HUNTINGTON, W.Va. — Incoming University of Tennessee President Wade Gilley was honored Friday at a ceremony here.
A resolution was presented lauding Gilley for his service to higher education, the community, and the state of West Virginia as Marshall University president since 1991.
West Virginia Gov. Cecil Underwood bestowed one of the state’s highest honors in naming Gilley a “Distinguished West Virginian.”
Gilley will start his tenure as the University of Tennessee’s 20th president Aug. 1.
The program at Marshall University’s Joan Edwards Fine and Performing Arts Center included remarks from Gov. Underwood, Huntington Mayor Jean Dean and other dignitaries.

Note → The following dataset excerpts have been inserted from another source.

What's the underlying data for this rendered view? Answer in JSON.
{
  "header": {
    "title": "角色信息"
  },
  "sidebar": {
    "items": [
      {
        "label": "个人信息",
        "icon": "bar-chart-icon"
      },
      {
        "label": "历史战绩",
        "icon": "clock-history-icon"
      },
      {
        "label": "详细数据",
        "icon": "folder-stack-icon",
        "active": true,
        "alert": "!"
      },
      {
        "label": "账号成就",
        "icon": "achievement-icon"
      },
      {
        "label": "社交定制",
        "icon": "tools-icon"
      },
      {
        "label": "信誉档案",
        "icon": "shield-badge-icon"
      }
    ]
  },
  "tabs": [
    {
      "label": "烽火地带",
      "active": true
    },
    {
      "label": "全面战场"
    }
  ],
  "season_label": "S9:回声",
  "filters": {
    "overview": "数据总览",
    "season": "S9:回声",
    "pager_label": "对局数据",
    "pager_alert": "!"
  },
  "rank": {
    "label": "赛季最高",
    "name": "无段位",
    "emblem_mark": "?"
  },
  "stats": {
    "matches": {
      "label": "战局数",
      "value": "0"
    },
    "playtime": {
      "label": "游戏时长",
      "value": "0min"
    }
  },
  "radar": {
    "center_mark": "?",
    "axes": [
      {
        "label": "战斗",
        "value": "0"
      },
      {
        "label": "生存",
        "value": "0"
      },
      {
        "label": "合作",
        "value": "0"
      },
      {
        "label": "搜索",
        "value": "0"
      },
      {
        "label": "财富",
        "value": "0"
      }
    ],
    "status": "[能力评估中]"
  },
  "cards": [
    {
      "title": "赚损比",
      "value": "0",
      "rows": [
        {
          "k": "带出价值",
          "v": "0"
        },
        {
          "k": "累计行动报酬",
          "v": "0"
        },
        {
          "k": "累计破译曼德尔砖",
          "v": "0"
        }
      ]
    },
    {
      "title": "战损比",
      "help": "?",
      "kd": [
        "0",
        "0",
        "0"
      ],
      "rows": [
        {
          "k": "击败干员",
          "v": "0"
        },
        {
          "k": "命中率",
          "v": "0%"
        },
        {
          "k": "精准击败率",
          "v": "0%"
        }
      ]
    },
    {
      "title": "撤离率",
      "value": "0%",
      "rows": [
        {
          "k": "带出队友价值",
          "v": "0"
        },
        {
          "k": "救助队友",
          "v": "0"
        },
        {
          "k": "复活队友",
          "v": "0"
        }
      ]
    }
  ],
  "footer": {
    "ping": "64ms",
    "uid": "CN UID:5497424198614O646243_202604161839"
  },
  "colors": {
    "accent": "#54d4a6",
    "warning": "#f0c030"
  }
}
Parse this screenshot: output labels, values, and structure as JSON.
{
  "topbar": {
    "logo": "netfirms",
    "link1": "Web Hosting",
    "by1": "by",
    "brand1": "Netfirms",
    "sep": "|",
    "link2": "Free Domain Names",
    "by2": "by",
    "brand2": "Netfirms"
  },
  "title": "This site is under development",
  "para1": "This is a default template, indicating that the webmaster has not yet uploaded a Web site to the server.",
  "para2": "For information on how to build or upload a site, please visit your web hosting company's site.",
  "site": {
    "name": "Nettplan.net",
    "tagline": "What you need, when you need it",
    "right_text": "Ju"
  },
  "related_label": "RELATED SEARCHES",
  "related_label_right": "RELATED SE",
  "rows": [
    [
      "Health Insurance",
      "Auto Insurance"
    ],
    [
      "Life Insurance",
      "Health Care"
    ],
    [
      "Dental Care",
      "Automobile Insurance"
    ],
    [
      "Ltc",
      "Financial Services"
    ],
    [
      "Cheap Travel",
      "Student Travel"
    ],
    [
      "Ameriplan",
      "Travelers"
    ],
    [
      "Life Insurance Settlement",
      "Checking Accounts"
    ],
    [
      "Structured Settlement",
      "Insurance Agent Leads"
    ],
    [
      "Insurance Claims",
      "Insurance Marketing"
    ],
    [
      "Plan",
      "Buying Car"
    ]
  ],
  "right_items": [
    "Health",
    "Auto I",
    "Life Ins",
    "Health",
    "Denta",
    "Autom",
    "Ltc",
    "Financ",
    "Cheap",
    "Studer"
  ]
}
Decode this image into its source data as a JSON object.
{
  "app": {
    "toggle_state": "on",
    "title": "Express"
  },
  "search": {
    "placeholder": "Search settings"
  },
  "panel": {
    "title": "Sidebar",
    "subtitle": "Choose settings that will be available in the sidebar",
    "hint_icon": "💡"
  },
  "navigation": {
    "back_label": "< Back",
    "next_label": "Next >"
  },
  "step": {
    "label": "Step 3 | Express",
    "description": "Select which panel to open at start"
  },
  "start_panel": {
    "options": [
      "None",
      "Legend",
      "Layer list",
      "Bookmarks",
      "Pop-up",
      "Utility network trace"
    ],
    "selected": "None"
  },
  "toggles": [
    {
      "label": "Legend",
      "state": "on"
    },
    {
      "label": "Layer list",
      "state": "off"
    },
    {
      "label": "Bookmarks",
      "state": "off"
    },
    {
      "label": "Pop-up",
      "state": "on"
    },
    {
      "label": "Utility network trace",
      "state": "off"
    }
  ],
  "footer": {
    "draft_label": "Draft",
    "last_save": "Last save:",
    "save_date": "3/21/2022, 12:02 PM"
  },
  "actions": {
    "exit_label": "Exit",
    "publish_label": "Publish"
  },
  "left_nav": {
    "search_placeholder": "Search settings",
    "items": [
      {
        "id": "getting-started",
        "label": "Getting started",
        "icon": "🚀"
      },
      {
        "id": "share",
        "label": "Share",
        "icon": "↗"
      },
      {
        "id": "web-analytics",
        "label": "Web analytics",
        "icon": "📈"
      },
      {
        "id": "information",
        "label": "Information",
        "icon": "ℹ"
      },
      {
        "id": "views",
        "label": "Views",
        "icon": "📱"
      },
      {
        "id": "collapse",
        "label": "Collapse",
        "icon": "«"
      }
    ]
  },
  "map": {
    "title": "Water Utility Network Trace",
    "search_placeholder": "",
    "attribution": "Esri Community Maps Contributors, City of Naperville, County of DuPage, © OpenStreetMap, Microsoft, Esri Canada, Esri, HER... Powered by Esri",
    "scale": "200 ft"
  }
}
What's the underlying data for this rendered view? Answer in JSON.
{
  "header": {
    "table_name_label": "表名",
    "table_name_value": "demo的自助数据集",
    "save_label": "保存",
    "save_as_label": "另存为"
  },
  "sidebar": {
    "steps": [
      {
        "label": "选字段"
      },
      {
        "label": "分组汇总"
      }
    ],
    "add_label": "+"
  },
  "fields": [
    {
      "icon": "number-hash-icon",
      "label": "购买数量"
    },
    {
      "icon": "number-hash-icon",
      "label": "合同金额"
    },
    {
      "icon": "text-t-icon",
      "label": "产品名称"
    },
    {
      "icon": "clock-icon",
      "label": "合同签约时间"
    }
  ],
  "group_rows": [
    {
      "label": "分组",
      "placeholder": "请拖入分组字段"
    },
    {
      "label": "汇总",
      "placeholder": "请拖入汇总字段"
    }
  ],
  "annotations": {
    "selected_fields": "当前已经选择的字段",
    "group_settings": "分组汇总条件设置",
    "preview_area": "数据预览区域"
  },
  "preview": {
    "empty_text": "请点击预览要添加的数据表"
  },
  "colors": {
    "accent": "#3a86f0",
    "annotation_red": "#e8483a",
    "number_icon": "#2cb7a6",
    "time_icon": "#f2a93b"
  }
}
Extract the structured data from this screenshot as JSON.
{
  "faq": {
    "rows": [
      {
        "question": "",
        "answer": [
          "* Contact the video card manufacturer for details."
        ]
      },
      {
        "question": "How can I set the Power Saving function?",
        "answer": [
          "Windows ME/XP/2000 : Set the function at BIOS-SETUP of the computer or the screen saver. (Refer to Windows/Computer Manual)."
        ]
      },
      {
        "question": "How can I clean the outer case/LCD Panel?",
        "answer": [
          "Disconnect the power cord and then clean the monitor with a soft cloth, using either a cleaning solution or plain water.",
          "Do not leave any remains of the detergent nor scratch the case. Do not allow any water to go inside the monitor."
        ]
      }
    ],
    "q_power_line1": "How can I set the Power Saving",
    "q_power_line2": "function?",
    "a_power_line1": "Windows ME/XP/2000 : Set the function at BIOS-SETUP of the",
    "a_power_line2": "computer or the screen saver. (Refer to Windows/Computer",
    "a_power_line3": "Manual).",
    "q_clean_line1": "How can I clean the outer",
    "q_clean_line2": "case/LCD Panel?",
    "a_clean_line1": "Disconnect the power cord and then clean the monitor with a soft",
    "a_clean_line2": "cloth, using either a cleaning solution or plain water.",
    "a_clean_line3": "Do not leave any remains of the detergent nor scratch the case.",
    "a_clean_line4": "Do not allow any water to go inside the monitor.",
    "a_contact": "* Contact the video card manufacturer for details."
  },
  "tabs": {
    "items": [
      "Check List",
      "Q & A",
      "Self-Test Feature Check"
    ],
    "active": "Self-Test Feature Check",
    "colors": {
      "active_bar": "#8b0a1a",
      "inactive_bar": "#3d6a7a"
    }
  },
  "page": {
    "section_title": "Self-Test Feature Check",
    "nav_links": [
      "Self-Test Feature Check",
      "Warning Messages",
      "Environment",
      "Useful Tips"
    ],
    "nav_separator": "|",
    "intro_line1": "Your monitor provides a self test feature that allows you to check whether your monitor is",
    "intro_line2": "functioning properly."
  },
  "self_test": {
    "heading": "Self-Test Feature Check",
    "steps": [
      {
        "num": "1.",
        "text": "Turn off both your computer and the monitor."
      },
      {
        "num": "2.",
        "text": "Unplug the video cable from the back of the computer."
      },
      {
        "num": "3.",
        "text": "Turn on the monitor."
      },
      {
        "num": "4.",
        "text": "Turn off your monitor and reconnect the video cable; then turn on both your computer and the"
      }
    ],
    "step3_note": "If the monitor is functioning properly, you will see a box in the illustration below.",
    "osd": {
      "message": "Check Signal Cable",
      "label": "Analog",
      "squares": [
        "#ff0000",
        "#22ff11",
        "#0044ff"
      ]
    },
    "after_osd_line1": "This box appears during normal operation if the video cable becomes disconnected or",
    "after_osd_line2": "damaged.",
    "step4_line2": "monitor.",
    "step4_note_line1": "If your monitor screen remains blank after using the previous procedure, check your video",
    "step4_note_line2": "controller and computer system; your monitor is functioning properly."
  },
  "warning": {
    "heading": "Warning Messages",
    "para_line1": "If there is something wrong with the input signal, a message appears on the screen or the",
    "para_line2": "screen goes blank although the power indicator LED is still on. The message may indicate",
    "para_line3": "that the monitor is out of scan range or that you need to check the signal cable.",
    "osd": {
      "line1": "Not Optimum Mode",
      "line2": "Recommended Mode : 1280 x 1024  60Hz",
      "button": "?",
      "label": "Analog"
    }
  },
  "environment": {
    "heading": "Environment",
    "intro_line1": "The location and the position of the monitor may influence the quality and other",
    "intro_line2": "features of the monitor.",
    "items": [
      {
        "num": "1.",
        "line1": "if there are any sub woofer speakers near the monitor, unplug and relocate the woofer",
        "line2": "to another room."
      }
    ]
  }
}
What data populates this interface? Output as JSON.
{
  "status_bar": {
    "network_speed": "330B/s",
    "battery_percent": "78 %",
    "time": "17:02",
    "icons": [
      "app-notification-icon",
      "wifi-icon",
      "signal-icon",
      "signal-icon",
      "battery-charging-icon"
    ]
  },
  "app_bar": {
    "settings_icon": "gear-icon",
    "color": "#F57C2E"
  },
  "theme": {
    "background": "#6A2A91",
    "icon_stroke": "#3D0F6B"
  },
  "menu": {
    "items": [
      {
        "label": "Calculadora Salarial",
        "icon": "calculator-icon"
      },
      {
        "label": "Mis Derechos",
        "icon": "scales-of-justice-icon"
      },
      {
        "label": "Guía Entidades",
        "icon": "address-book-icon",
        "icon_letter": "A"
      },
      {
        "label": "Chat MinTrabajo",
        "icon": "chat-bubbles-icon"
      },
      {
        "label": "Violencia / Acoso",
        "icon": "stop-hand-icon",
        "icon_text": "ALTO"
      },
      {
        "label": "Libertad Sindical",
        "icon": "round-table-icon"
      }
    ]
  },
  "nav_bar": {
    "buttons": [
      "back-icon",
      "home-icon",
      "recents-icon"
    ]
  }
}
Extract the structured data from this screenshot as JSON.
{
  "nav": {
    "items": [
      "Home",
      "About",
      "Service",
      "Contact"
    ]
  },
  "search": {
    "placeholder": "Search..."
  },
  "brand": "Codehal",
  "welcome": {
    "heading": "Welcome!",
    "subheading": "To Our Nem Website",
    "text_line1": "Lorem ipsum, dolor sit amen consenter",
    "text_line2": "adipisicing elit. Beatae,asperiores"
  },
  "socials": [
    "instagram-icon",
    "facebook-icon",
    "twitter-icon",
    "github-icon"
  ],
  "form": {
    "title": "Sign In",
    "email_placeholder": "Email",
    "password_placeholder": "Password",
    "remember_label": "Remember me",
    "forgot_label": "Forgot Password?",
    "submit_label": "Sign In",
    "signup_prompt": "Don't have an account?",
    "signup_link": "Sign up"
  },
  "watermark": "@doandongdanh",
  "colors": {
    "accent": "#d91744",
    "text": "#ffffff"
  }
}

Gilley was recognized for elevating academic standards at Marshall University through additional accreditation for university programs, increased academic scholarships, and new technology.
The naming of a staff award program at Marshall the “Nana B. Gilley Outstanding Staff Award” honored his wife, who is a proponent of university staff advancement.
Marshall achievements under Gilley’s tenure include:
— The university’s merger with the West Virginia Graduate College and introduction of the Marshall Plan for Quality Undergraduate Education to help make graduates more competitive.
— Increases in the number of women administrators, faculty salaries and student enrollment.
— Athletic success, including conference and bowl championships in football and more football victories in the 1990s (101) than any other university.
— Tripling of the university endowment to $75 million.
The UT board of trustees in May unanimously elected Gilley to head the university’s statewide system of 42,700 students. He will succeed Dr. Joe Johnson, who is retiring after eight years as UT president.
Before his Marshall presidency, Gilley served nine years as senior vice president at George Mason University in Virginia. From 1978-1982 he was secretary of education for the Commonwealth of Virginia.
He earned bachelor’s, master’s and doctoral degrees in civil engineering at Virginia Tech University. After finishing the doctorate, Gilley was a Kellogg Fellow at the Institute for Higher Education at the University of Florida.
He and his wife have two grown children and a grandchild.